October 2008


Puccini - Tosca
Nadja Michael, Zoran Todorovic, Gidon Saks, Bergenzer Festspielchor, Vienna Symphony; Ulf Schirmer, conductor
Phoenix Edition 801
Format: DVD
Released: 2008

by Rad Bennett
radb@soundstage.com

Musical Performance ****
Recording Quality ****
Image Quality ***1/2
Overall Enjoyment ****

Tosca is one of the most-loved operas in the repertory. Fans are going to have a good idea of what they like in a performance of this ultra dramatic work. I thought I did -- I generally don’t like revisionist performances. This one, however, blew me away. It took place on the water at the Bergenzer Festival of 2007, where it played almost a month with three different casts. The one on this DVD would be considered the front-ranking ensemble. You can see from the cover photo that the production was done in front of scaffolding and that at the center is a huge eye. This symbolizes Scarpia’s secret police, from whom no one can escape. But the eye also tilts, and the iris operates as a video window to offstage events and provides a little stage for Mario in the last-act prison scene. The set changes are full of surprises from beginning to end.
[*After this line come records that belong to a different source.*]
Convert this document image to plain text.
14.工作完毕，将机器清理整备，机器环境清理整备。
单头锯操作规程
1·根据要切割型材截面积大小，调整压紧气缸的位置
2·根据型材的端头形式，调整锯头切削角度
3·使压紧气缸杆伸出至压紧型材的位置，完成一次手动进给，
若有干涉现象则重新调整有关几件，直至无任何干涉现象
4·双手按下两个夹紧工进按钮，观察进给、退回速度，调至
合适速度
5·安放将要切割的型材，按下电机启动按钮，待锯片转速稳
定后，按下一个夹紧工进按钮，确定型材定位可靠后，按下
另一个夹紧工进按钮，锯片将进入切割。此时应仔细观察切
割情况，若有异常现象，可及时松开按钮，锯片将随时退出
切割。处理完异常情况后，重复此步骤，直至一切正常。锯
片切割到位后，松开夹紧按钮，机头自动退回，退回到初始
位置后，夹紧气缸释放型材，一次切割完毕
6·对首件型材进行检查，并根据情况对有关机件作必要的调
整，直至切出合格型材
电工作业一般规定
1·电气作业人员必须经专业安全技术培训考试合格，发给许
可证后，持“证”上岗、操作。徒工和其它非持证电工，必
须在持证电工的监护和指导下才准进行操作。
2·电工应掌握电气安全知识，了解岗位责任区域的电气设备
One scene stands out. At the end of Act I, as the lecherous Scarpia ascends stage left on a moving scaffold, the eye opens at the bottom to show a large assemblage of priests and religious types while at the same time prisoners are sent to a below-stage-level room in front of the eye, where they are shot as the act concludes. The singers are all good, the Scarpia (Gideon Saks) and Tosca (Nadja Michael) are outstanding. They sing well and are all about sex, seduction, and power. This is definitely an R-rated Tosca. It begins with some artsy, and distracting, recurring split-screen camerawork, but that settles down after 15 minutes and then the camera is exactly where it needs to be.

The sound is full-bodied yet quite clear. It pushes Dolby Digital to the limit, with every cymbal crash shimmering in the night air and every bass-drum thud going straight to the gut. There’s some amazing surround sound here and there -- offstage cannon, bells, and the like. Judging from the reviews of the live performance, these were present in person as well. Several reviewers commented on the sound being more impressive than Dolby Digital Surround in a movie theater.

One word of caution: There is a cut in Act III that keeps you from seeing Mario’s execution, in which a stunt double takes a 20-foot fall into the water. It startled me at first, but there’s so much to like here that I can overlook it. This Tosca bristles with drama and provides first-rate entertainment.